The issuance of computer-generated coupons at grocery checkout counters began in the mid-1990s. Point-of-sale electronic coupons became a reality largely through the efforts of a St. Petersburg, Florida-based company called Catalina Marketing Corp., which had installed electronic coupon printers at some 80,000 checkout counters in 8,400 supermarkets in the United States, Mexico, the United Kingdom, France, and Belgium by mid 1994. Through computerization and the use of bar codes, Catalina's printers can be programmed to issue specific coupons based on the products consumers have purchased.

The overall redemption rate for point-of-sale electronic coupons reached 9 percent in 1994. Together with on-shelf coupon machines, point-of-sale electronic coupons have accounted for a growing share of coupon distribution, rising from 5.3 percent of all coupons distributed in 1994 to 7.6 percent in 1996. The average redemption rate for in-store electronic coupons was 8.3 percent in 1996. Electronic coupons are often used in conjunction with customer loyalty and frequent-shopper programs.

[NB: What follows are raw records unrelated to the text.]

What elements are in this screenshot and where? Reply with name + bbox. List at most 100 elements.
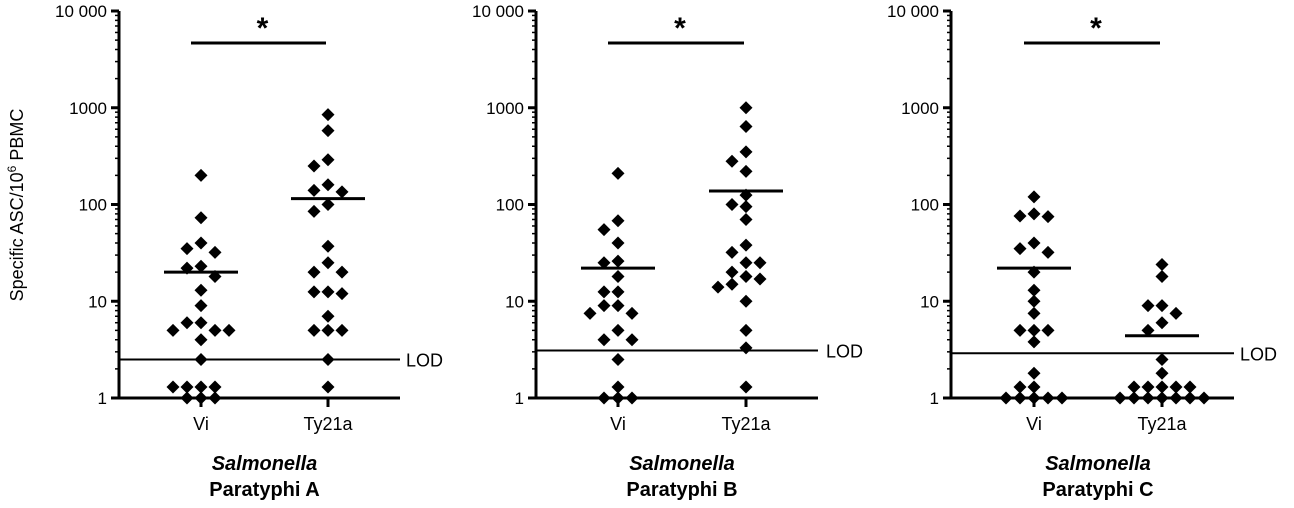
data-point-2-0 xyxy=(1013,391,1027,405)
x-tick-label-1-0: Vi xyxy=(610,414,626,434)
data-point-0-0 xyxy=(194,316,208,330)
data-point-0-1 xyxy=(321,198,335,211)
panel-title-line1-2: Salmonella xyxy=(1045,453,1151,475)
data-point-0-1 xyxy=(321,352,335,366)
data-point-2-0 xyxy=(999,391,1013,405)
data-point-0-0 xyxy=(194,352,208,366)
data-point-2-0 xyxy=(1055,391,1069,405)
data-point-1-0 xyxy=(611,270,625,284)
data-point-1-0 xyxy=(611,352,625,366)
data-point-2-1 xyxy=(1169,391,1183,405)
data-point-0-1 xyxy=(307,183,321,197)
y-tick-label-2-0: 1 xyxy=(930,389,939,408)
data-point-1-1 xyxy=(739,101,753,115)
data-point-1-1 xyxy=(725,245,739,259)
data-point-0-0 xyxy=(208,391,222,405)
panel-title-line1-1: Salmonella xyxy=(629,453,735,475)
data-point-1-0 xyxy=(611,166,625,180)
y-tick-label-0-3: 1000 xyxy=(69,99,107,118)
data-point-1-1 xyxy=(753,272,767,286)
data-point-2-0 xyxy=(1027,283,1041,297)
data-point-2-0 xyxy=(1027,323,1041,337)
y-tick-label-0-4: 10 000 xyxy=(55,2,107,21)
x-tick-label-2-0: Vi xyxy=(1026,414,1042,434)
data-point-2-1 xyxy=(1141,391,1155,405)
data-point-2-0 xyxy=(1027,207,1041,221)
data-point-1-1 xyxy=(739,256,753,270)
data-point-2-1 xyxy=(1183,380,1197,394)
x-tick-label-1-1: Ty21a xyxy=(721,414,771,434)
panel-title-line2-2: Paratyphi C xyxy=(1042,479,1153,501)
data-point-2-1 xyxy=(1169,380,1183,394)
data-point-1-1 xyxy=(739,212,753,226)
data-point-1-1 xyxy=(739,323,753,337)
data-point-0-0 xyxy=(194,236,208,250)
data-point-1-0 xyxy=(611,323,625,337)
data-point-1-1 xyxy=(725,198,739,211)
data-point-2-1 xyxy=(1155,257,1169,271)
lod-label-2: LOD xyxy=(1240,344,1277,364)
data-point-1-0 xyxy=(611,236,625,250)
data-point-1-1 xyxy=(725,277,739,291)
data-point-0-0 xyxy=(180,242,194,256)
data-point-1-1 xyxy=(725,265,739,279)
data-point-0-1 xyxy=(321,285,335,299)
y-tick-label-2-3: 1000 xyxy=(901,99,939,118)
data-point-0-1 xyxy=(307,204,321,218)
data-point-2-1 xyxy=(1127,391,1141,405)
data-point-2-1 xyxy=(1155,316,1169,330)
data-point-0-0 xyxy=(208,323,222,337)
data-point-2-1 xyxy=(1113,391,1127,405)
data-point-2-1 xyxy=(1127,380,1141,394)
data-point-1-0 xyxy=(611,254,625,268)
data-point-2-0 xyxy=(1027,391,1041,405)
data-point-0-0 xyxy=(180,391,194,405)
data-point-0-0 xyxy=(194,259,208,273)
y-tick-label-0-0: 1 xyxy=(98,389,107,408)
data-point-0-0 xyxy=(194,283,208,297)
data-point-1-0 xyxy=(611,380,625,394)
y-tick-label-0-1: 10 xyxy=(88,292,107,311)
data-point-2-0 xyxy=(1041,210,1055,224)
data-point-0-0 xyxy=(194,380,208,394)
data-point-1-1 xyxy=(739,145,753,159)
data-point-1-0 xyxy=(597,299,611,313)
data-point-1-1 xyxy=(739,270,753,284)
data-point-0-1 xyxy=(321,239,335,253)
data-point-1-0 xyxy=(611,391,625,405)
data-point-1-1 xyxy=(739,164,753,178)
lod-label-1: LOD xyxy=(826,341,863,361)
data-point-0-1 xyxy=(307,265,321,279)
data-point-0-1 xyxy=(321,380,335,394)
data-point-2-0 xyxy=(1013,323,1027,337)
significance-star-2: * xyxy=(1090,12,1102,45)
y-axis-label: Specific ASC/106 PBMC xyxy=(5,109,27,302)
data-point-1-1 xyxy=(739,380,753,394)
data-point-2-0 xyxy=(1027,366,1041,380)
data-point-2-1 xyxy=(1155,366,1169,380)
data-point-0-1 xyxy=(321,256,335,270)
data-point-0-1 xyxy=(335,265,349,279)
data-point-2-0 xyxy=(1027,236,1041,250)
data-point-0-1 xyxy=(335,287,349,301)
data-point-0-1 xyxy=(307,159,321,173)
data-point-1-0 xyxy=(597,333,611,347)
data-point-1-0 xyxy=(625,306,639,320)
data-point-2-1 xyxy=(1155,380,1169,394)
data-point-0-1 xyxy=(307,323,321,337)
data-point-2-0 xyxy=(1041,323,1055,337)
data-point-1-0 xyxy=(611,285,625,299)
y-tick-label-1-2: 100 xyxy=(496,196,524,215)
data-point-1-0 xyxy=(611,299,625,313)
data-point-0-0 xyxy=(194,211,208,225)
x-tick-label-0-0: Vi xyxy=(193,414,209,434)
data-point-1-0 xyxy=(611,214,625,228)
lod-label-0: LOD xyxy=(406,350,443,370)
data-point-0-1 xyxy=(307,285,321,299)
data-point-2-1 xyxy=(1155,391,1169,405)
data-point-0-0 xyxy=(180,380,194,394)
data-point-2-0 xyxy=(1041,391,1055,405)
data-point-0-0 xyxy=(166,323,180,337)
y-tick-label-2-2: 100 xyxy=(911,196,939,215)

In-store kiosks and personalized shopping lists are two ways retailers are giving shoppers access to discounts through clipless coupons. In store kiosks, which are activated by the customer's frequent-shopper card, present a list of discounts on-screen for items the shopper normally buys. The selected discounts are then sent to the point-of-sale for reduction on the bill at checkout. Customers may also receive a printed shopping list from the kiosk as a reminder of what items are being discounted.

Personalized shopping lists are used as part of a frequent buyer or customer loyalty program. They are sent to customers via regular mail or e-mail. They contain offers based on each customer's individual purchasing preferences. The shopping list contains a bar code that can be scanned at the point-of-purchase to receive a discount. While some individual retailers offer coupons on their own Web sites, it is more common for consolidators to set up Internet coupon sites for several participating retailers. One program called ValuPage was started in 1997 by SuperMarkets Online, the Internet division of Catalina Marketing Corp. Other similar sites include the CoolSavings coupon web site of the Chicago-based Interactive Coupon Network and the Coupon-Pages. Consumers typically access these sites through the Internet, key in their zip code for a list of nearby participating stores, then print out bar-coded coupons. Other electronic coupons can be found at the Web sites of online newspapers.

Companies that issue coupons use them to make an offer to consumers. While the most common such offer is a cents-off coupon, there are many other types of offers that can be conveyed through couponing. For example, a free product may be given upon redemption of a coupon. Coupons may carry a "buy one, get one free" offer. Several coupons can be positioned together with different expiration dates to get consumers to make purchases over a length of time. Coupons may specify that more than one unit of a product must be purchased. Coupons known as "self destructs" are printed over each other in an overlap manner, so that one coupon is destroyed when the other is redeemed. Other varieties of coupons include personalized coupons that can be redeemed only at a specific store or location, crossruff coupons that offer one product to purchasers of another related product, and sweepstakes entry coupons.